What type of measurements are needed to collect your data?
But underlying philosophy that guides such an approach comes from philosophy of science. We assume that by studying and observing the world around us we can collect some data which can be analysed to create models to understand the world. If you ask what is a model, we can perhaps answer:
A postulated structure which approximately could have led to data.
Such models help us think about the world in abstract concepts, and helps us reveal patterns, establish relationships and predict outcomes. But we should be remember, as we have seen in the last chapter, that all models are tentative.
This is particular idea is very well captured by this quote by George Bos
All models are wrong. Some are useful.
What Box means here that we are creating approximate and simplified versions of reality using the data that we have. Thus we can never create a “correct” version of reality. History of science is full of examples which exemplify this. For example, before Einstein’s theory of relativity which made velocity of light to be a constant independent of source of light or the observer as a postulate, everyone believed that velocity of light was dependent on velocity of the source of light and the observer.
Let us look at Figure Figure 2.1 to understand this point a bit more concretely. Figure Figure 2.1 shows a miniature version of the solar system which has electric motors to show the revolution of planets around the sun.

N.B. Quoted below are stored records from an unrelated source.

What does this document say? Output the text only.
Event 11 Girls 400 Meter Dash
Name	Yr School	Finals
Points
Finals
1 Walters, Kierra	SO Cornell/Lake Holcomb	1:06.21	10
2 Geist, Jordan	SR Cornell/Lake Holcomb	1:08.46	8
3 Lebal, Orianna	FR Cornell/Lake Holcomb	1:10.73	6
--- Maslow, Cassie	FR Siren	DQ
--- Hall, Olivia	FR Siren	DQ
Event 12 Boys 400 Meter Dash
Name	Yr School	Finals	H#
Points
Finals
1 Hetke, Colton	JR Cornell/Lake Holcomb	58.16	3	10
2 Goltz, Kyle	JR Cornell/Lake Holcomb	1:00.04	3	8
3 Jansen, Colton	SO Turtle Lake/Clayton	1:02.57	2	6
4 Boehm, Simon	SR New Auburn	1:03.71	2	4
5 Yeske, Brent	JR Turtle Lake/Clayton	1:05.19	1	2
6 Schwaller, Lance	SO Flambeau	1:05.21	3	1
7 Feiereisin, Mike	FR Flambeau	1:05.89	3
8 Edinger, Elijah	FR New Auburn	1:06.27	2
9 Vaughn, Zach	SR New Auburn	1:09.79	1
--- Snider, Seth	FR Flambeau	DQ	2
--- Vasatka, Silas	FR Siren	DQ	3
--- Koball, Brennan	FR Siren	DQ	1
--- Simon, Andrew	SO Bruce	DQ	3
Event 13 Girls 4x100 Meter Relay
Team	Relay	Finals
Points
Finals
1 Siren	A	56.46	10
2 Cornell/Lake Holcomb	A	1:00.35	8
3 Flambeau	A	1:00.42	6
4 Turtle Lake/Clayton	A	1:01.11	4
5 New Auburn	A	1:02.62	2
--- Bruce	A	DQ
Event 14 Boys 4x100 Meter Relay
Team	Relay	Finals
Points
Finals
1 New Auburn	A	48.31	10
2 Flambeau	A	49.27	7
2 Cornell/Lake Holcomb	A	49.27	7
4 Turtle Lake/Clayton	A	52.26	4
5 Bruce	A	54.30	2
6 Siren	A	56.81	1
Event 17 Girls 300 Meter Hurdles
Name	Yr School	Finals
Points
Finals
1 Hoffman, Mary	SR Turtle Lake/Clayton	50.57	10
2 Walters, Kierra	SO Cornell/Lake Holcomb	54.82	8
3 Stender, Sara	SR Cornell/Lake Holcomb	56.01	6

Now this model is a representation of the solar system and it is incorrect about so many things (can you tell me which).
Figure 2.1: A Solar System Model at a Government School near Jaipur, photo by Rafikh Shaikh, 2023.
But at the same time it provides a concrete way for students to understand various aspects of movements of planets. Thus just because a model is wrong doesn’t mean that it is not useful. This is true for all models that we create to describe the world around us.
Exercise
Think about other models which you use which are approximate or may be wrong.
2.4 Types of Data
We can classify data in various ways.
If we choose manner in which data is collected, data can be broadly classified into two primary types: observational and experimental. Each type serves distinct purposes, offers unique insights, and has specific applications in educational contexts.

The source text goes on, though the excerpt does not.